Alison…point by point:
1) “If you're questioning the culture industry, why do you seem to accept its judgments and assertions as pure fact? How much are the anthology rights for The Waste Land again?”
My view of The Waste Land is my personal estimation. I think Pound is overestimated, which is something the culture industry would not agree with.
2) “I thought a jump cut (which IS a film technique) was an editing technique that cuts out bits of action so the flow judders unnervingly, as in Godard or the final scene of Taxi Driver. You could perhaps shift it to poetry, but it's not going to be accurate, because the medium of words does other things with its linearity”
At last, you are seeing my point. I just responded to Robin on some of this. Yes, jump-cuts can’t be related to poetry, at least not poetry written before modernism.
3) “Bob seems to be suggesting a jump cut is sudden incongruous juxtaposition and shift of scene, which is, for example, amply present in A Season in Hell”

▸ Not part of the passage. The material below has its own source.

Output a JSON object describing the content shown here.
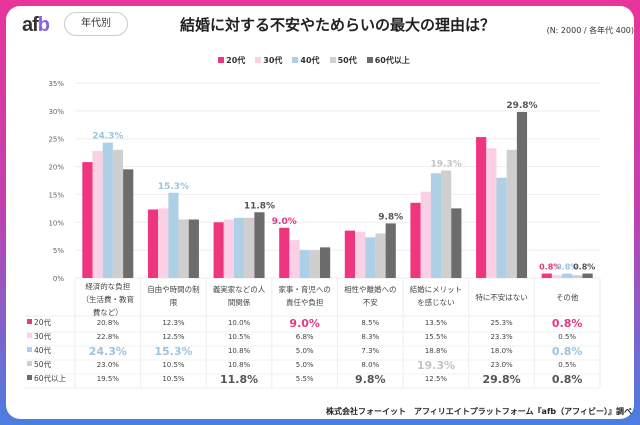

So do most of those who have been arguing with me here. That’s why I made a fuss about getting the correct definitions sorted out, so we could have an accurate frame of reference.
Original Message:
I wasn't claiming it was trivial - in fact I said the sociology around
poetry has its own interest - but I was saying that had little to do
with the poetry itself. Although I agree that such things interfere
with the perception of it, as is amply demonstrated by what you're
saying here. If you're questioning the culture industry, why do you
seem to accept its judgments and assertions as pure fact? How much are
the anthology rights for The Waste Land again?
I was talking about Rimbaud, not Shakespeare, although it might be
worth wondering why WS adapts so well to film. Many techniques claimed
by film well predate it. I thought a jump cut (which IS a film
technique) was an editing technique that cuts out bits of action so
the flow judders unnervingly, as in Godard or the final scene of Taxi
Driver. You could perhaps shift it to poetry, but it's not going to be
accurate, because the medium of words does other things with its
linearity - the naturalism of film can represent a flow of action, say
a man walking, in a way that's not possible in language. Bob seems to
be suggesting a jump cut is sudden incongruous juxtaposition and shift
of scene, which is, for example, amply present in A Season in Hell -
I loved the desert, burnt orchards, tired old shops, warm drinks. I
dragged myself through stinking alleys, and with my eyes closed I
offered myself to the sun, the god of fire.
"General, if on your ruined ramparts one cannon still remains, shell
us with clods of dried-up earth. Shatter the mirrors of expensive
shops! And the drawing rooms! Make the city swallow its dust. Turn
gargoyles to rust. Stuff boudoirs with rubies' fiery powder..."
Oh! the little fly drunk at the urinal of a country inn, in love with
rotting weeds, a ray of light dissolves him!